Il ricorso va invece dichiarato infondato con riferimento alla censura di insufficiente e contraddittoria motivazione della sentenza nella parte in cui essa ha dichiarato legittimo e corretto il procedimento utilizzato dall’Ufficio per determinare il prezzo di vendita dei prodotti e quindi l’ammontare dei ricavi non contabilizzati dalla contribuente. Sul punto giova premettere che il relativo accertamento operato dal giudice di merito ha natura di apprezzamento di fatto e, come tale, è censurabile in sede di giudizio di legittimità solo sotto il profilo della completezza e congruità della motivazione, ma non già con riferimento al giudizio di completezza e persuasività degli elementi raccolti ai fini della formazione dei convincimento del giudice, atteso che, per principio di diritto vivente, l’art. 360 cod. proc. civ., n. 5, non conferisce alla Corte di legittimità il potere di riesaminare e valutare il merito della causa, ma solo quello di controllare, sotto il profilo logico-formale e della correttezza giuridica, l’esame e la valutazione fatta dal giudice del merito, al quale soltanto spetta individuare le fonti del proprio convincimento e, all’uopo, valutare le risultanze processuali, controllarne l’attendibilità e la concludenza e scegliere, tra le stesse. quelle ritenute più idonee per la decisione (Cass. n. 4770 del 2006).

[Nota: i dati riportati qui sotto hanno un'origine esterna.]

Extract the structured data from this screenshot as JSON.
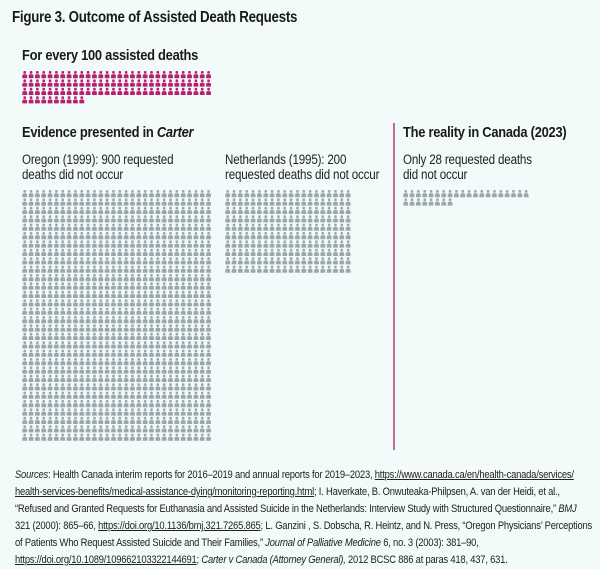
{
  "figure": {
    "title": "Figure 3. Outcome of Assisted Death Requests"
  },
  "colors": {
    "background": "#f3fafa",
    "assisted_icon": "#b5206f",
    "unfulfilled_icon": "#9aa8ae",
    "divider": "#c9679f"
  },
  "chart_data": {
    "type": "pictograph",
    "title": "Figure 3. Outcome of Assisted Death Requests",
    "icon": "person-icon",
    "baseline": {
      "label": "For every 100 assisted deaths",
      "value": 100,
      "per_row": 30,
      "color": "#b5206f"
    },
    "groups": [
      {
        "section": "Evidence presented in",
        "section_italic": "Carter",
        "label_line1": "Oregon (1999): 900 requested",
        "label_line2": "deaths did not occur",
        "name": "Oregon (1999)",
        "value": 900,
        "per_row": 30,
        "color": "#9aa8ae"
      },
      {
        "section": "Evidence presented in Carter",
        "label_line1": "Netherlands (1995): 200",
        "label_line2": "requested deaths did not occur",
        "name": "Netherlands (1995)",
        "value": 200,
        "per_row": 20,
        "color": "#9aa8ae"
      },
      {
        "section": "The reality in Canada (2023)",
        "label_line1": "Only 28 requested deaths",
        "label_line2": "did not occur",
        "name": "Canada (2023)",
        "value": 28,
        "per_row": 20,
        "color": "#9aa8ae"
      }
    ],
    "unit_note": "requested deaths that did not occur per 100 assisted deaths"
  },
  "sections": {
    "carter_heading": "Evidence presented in ",
    "carter_heading_italic": "Carter",
    "canada_heading": "The reality in Canada (2023)"
  },
  "footer": {
    "sources_label": "Sources",
    "l1_a": ": Health Canada interim reports for 2016–2019 and annual reports for 2019–2023, ",
    "l1_link": "https://www.canada.ca/en/health-canada/services/",
    "l2_link": "health-services-benefits/medical-assistance-dying/monitoring-reporting.html",
    "l2_b": "; I. Haverkate, B. Onwuteaka-Philpsen, A. van der Heidi, et al.,",
    "l3_a": "“Refused and Granted Requests for Euthanasia and Assisted Suicide in the Netherlands: Interview Study with Structured Questionnaire,” ",
    "l3_i": "BMJ",
    "l4_a": "321 (2000): 865–66, ",
    "l4_link": "https://doi.org/10.1136/bmj.321.7265.865",
    "l4_b": "; L. Ganzini , S. Dobscha, R. Heintz, and N. Press, “Oregon Physicians’ Perceptions",
    "l5_a": "of Patients Who Request Assisted Suicide and Their Families,” ",
    "l5_i": "Journal of Palliative Medicine",
    "l5_b": " 6, no. 3 (2003): 381–90,",
    "l6_link": "https://doi.org/10.1089/109662103322144691",
    "l6_a": "; ",
    "l6_i": "Carter v Canada (Attorney General),",
    "l6_b": " 2012 BCSC 886 at paras 418, 437, 631."
  }
}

Tanto precisato, si ritiene che la Commissione tributaria regionale abbia dato pieno conto in sentenza del percorso logico giuridico su cui ha fondato la propria conclusione, laddove in particolare ha affermato che l’avviso di accertamento impugnato era fondato sull’esame di oltre quattromila articoli di vendita e sul confronto dei relativi prezzi in tutto Parco dell’anno e che si è tenuto conto del venduto risultante dalla documentazione fiscale confrontandolo con i dati analiticamente rilevati da fatture e bolle di accompagnamento, che la fluttuazione dei prezzi nell’arco dell’anno è stata considerata con medie “influenzate da campagne promozionali, peraltro non provate”, precisando ulteriormente che l’Ufficio ha applicato “il metodo ortodosso della media aritmetica ponderata valutando l’ammontare dell’omesso ricavo procedendo, pur induttivamente, anche dal suggerimento offerto dalle bolle di acquisto della surriferita merce in cui, per ogni articolo, la società di approvvigionamento facente parte dell’unico gruppo indicava il ricavo complessivo che l’azienda destinataria avrebbe dovuto conseguire”. Trattasi di motivazione logica ed adeguata, che da conto delle ragioni per cui il giudicante ha ritenuto corretto il procedimento seguito dall’Ufficio nella determinazione dei ricavi oggetto di contestazione e che smentisce, altresì, la principale critica della ricorrente secondo cui la Commissione regionale non avrebbe considerato che l’avviso di accertamento era fondato solo sui prezzi orientativi indicati sulle bolle di accompagnamento della merce, in luogo di quelli effettivi praticati, avendo il giudicante affermato al riguardo che l’Ufficio finanziario aveva tenuto conto anche della documentazione contabile e fiscale dell’azienda.

Il ricorso va pertanto respinto.

Nulla si dispone sulle spese di giudizio, non avendo l’Agenzia delle Entrate svolto attività difensiva.

P.Q.M.

Rigetta il ricorso.

Così deciso in Roma, il 3 giugno 2010.